Da una pagina del libro degli Osti relativa al 1766 "Che ogni e qualunque Abitante possa vender Vino e Refosco nella propria Casa dal giorno di S. Michele fino il giorno di S. Martino senza alcun agravio e contradizione".
Nel 1795 il provveditore generale Sebastian Giulio Giustinian decreta l'imposta di un bezzo (soldo), valida per un decennio, da pagare per ogni boccale di vino smerciato al minuto nella fortezza di Palma e nei tre comuni del suo circondario. Le quote serviranno "a vantaggio e comodo della popolazione per la sussistenza delle Pubbliche Scuole" che così potranno pagare i professori e permettere ai figli dei palmarini di poterle frequentare gratuitamente.
Vita d'osteria e gastronomia
Dopo la caduta di Venezia nel 1797 si alternano nel giro di pochi anni prima le truppe napoleoniche e poi quelle austriache, creando agli osti di Palma analoghi problemi di obbligatoria sussistenza, mantenimento ed alloggio delle truppe dopo la requisizione dei locali.
Con la seconda occupazione francese del 1805 l’antica fraglia degli osti (come tutte le altre confraternite) viene abolita, ma l’attività delle osterie non diminuisce, grazie ai continui arrivi di contingenti militari.
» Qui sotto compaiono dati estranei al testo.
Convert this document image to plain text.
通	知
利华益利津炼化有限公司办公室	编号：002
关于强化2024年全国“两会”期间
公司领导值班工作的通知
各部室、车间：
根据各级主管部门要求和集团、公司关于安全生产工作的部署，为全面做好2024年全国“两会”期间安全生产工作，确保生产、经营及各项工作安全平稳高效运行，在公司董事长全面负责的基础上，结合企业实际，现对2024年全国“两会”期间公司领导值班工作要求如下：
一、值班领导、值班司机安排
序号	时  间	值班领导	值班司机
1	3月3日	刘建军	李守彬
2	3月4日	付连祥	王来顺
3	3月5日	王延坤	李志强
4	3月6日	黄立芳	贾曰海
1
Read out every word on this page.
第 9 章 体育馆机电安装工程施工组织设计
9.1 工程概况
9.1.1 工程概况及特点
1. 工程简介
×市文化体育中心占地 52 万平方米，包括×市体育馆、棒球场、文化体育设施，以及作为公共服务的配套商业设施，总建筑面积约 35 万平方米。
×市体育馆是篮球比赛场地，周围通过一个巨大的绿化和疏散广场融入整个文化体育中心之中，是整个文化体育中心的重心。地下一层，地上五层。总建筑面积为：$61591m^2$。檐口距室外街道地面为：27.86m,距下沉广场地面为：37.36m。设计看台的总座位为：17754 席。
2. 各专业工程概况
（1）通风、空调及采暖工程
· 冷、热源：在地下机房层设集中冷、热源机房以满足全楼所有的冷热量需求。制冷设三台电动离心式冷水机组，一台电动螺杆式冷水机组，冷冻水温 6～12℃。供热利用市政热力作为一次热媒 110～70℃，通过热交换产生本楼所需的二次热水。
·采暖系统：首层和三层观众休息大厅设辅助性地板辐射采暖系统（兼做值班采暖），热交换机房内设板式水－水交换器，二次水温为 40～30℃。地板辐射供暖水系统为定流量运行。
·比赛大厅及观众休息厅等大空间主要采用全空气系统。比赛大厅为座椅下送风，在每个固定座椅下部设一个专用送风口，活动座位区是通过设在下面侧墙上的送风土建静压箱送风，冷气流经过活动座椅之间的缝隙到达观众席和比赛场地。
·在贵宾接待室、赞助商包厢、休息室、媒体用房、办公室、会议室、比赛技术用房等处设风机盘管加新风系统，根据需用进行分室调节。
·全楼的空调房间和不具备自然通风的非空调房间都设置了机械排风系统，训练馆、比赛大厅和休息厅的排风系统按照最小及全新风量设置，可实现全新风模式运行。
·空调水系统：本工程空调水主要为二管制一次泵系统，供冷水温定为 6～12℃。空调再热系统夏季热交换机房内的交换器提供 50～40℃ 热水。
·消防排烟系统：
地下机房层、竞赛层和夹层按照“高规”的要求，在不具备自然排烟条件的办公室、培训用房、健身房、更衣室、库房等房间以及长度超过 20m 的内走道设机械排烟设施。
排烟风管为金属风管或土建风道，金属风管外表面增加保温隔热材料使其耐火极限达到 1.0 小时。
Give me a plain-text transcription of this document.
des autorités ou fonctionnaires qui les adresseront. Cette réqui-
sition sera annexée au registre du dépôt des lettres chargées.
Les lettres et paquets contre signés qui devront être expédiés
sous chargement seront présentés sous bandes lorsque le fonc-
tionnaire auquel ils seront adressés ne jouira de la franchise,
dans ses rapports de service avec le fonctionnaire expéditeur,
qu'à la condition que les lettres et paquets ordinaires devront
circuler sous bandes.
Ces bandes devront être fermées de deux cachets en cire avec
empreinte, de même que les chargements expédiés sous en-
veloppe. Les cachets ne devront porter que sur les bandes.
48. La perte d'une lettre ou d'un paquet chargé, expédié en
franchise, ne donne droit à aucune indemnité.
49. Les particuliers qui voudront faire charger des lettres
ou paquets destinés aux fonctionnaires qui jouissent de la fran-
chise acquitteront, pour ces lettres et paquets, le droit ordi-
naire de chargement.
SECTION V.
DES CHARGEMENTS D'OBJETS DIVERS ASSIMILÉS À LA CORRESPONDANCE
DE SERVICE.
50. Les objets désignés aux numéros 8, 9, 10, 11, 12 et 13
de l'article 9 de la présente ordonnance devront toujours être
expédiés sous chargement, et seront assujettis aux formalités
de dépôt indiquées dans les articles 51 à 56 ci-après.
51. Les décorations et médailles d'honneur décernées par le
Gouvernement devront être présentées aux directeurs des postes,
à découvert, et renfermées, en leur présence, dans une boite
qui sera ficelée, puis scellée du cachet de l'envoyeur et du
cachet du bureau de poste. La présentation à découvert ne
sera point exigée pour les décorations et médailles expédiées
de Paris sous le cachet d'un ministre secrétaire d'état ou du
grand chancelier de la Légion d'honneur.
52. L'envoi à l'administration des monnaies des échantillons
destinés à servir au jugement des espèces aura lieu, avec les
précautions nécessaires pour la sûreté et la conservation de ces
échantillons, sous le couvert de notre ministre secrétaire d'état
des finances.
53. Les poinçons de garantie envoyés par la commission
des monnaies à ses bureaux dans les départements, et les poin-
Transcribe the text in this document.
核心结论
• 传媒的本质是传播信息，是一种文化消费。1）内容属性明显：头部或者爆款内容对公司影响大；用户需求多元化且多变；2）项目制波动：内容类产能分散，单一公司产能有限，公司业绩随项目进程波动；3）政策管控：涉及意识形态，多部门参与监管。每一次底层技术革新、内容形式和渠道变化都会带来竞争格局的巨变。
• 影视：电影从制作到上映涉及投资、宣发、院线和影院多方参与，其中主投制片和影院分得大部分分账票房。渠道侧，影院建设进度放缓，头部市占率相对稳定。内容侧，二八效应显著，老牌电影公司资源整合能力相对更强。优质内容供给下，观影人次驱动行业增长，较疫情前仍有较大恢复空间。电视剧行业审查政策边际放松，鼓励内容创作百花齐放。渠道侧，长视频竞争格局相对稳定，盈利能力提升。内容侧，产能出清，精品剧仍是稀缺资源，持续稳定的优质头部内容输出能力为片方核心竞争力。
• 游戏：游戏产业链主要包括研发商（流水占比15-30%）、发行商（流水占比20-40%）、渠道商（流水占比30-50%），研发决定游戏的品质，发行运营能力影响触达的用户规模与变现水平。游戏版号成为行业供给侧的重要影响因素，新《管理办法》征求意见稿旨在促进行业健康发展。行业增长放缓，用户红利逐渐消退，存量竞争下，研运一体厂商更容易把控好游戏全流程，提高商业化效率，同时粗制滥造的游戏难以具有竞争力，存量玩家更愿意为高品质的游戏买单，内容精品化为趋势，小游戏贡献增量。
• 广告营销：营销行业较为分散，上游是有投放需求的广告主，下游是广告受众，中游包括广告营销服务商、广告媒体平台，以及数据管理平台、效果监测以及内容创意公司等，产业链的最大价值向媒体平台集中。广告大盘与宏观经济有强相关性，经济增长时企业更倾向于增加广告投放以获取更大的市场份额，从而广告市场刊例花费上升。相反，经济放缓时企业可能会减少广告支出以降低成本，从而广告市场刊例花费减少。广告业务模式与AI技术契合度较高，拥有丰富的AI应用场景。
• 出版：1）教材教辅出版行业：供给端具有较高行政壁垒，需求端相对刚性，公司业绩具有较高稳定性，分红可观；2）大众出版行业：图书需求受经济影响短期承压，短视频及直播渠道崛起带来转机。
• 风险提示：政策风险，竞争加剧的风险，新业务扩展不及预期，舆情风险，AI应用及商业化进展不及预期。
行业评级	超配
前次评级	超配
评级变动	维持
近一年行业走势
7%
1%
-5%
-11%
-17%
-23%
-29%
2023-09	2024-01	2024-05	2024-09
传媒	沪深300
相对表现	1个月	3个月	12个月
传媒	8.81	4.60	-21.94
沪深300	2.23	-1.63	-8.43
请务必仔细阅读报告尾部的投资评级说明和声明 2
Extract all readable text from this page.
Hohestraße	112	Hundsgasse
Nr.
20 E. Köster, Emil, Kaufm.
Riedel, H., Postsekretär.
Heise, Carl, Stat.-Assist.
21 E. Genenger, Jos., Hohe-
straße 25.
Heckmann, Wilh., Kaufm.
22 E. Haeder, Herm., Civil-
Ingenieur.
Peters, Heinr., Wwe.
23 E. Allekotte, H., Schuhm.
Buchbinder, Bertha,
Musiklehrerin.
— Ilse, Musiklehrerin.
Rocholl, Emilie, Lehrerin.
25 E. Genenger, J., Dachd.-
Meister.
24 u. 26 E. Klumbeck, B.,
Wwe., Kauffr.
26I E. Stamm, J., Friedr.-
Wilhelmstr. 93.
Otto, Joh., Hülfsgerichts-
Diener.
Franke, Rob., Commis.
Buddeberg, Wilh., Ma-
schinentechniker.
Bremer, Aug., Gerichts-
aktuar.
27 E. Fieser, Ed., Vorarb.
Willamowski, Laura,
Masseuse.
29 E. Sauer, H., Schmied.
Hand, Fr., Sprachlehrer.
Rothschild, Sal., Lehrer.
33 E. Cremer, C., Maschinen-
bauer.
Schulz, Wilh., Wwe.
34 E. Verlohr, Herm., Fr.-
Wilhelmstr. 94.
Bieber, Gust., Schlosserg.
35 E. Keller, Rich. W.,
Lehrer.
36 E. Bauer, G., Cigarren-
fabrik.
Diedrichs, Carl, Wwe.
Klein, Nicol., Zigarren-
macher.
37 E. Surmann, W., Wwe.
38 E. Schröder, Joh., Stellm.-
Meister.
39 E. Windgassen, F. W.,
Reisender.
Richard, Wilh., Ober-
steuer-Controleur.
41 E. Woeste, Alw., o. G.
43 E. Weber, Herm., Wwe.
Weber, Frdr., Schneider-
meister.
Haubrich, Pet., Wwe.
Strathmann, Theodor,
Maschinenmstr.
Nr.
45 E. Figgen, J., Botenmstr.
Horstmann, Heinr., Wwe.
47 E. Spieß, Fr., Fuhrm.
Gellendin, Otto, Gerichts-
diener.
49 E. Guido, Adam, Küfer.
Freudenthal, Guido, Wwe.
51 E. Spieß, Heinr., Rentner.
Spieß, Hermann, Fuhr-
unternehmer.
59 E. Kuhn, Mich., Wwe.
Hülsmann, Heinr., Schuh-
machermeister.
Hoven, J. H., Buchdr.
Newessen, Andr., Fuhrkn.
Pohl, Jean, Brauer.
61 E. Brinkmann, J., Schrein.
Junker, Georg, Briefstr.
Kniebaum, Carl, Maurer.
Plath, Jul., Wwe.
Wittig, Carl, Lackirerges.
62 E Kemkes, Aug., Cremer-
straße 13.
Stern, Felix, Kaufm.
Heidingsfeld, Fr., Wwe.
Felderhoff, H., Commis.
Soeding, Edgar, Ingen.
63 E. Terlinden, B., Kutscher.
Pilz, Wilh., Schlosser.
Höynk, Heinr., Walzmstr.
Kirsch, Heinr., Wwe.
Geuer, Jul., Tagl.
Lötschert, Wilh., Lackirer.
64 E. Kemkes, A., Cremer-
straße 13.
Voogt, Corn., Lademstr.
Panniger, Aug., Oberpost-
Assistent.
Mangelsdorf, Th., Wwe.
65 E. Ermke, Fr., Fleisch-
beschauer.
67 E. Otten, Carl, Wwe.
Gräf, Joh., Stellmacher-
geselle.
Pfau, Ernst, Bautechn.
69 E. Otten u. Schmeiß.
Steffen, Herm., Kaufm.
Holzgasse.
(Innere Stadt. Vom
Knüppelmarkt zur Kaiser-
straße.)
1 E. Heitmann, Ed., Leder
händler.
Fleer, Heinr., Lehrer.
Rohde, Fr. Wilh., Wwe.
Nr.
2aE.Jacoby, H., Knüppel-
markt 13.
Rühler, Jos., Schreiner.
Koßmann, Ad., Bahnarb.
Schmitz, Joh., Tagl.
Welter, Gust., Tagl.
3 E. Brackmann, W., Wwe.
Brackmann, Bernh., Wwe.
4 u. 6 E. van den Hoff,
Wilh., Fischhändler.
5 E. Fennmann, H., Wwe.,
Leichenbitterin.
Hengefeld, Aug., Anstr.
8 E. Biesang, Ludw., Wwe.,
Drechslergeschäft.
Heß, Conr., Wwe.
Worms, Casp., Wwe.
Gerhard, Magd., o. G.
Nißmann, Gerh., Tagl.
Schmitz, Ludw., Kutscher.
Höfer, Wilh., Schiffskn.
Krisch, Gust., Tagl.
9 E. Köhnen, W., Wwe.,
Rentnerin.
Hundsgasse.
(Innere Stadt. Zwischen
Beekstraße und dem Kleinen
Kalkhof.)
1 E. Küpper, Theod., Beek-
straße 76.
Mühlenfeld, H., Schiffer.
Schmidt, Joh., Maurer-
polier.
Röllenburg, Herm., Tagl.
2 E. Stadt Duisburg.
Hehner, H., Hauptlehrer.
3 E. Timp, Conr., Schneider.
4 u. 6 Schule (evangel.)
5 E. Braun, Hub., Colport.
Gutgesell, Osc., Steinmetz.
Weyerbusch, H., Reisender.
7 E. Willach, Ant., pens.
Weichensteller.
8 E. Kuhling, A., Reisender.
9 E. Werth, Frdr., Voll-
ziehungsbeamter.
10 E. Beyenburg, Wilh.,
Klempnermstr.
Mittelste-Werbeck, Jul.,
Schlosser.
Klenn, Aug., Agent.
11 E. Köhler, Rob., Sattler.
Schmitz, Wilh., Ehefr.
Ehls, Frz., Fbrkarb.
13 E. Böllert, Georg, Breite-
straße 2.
La gastronomia cittadina è influenzata anche dall'immigrazione dei cittadini delle tre ville circonvicine entrati a Palma dopo la distruzione delle loro case per l’allargamento della fortificazione. Accanto alle zuppe di verdure, polenta, orzo, riso o legumi comuni all'area veneta e friulana, si possono gustare nelle osterie frittate o baccalà per i giorni di "magro", oppure salame, "musetto", "lucaniche", oltre a carne di manzo, vitello, pollame e prugne di Schiavonia.
Da calmieri dei prezzi e "mercuriali" dell’epoca troviamo in alcune locande il pane "francese", e non è da escludere che si mangiasse "alla francese" nell`osteria di "Nanet Baillo, nativa nella comune di Surreloir (nel) Dipartimento della Mosella (che) da quattro anni circa... esercita l’Arte dell’Oste in questa Comune..." come si legge in una licenza rilasciata nel 1811 a Palma.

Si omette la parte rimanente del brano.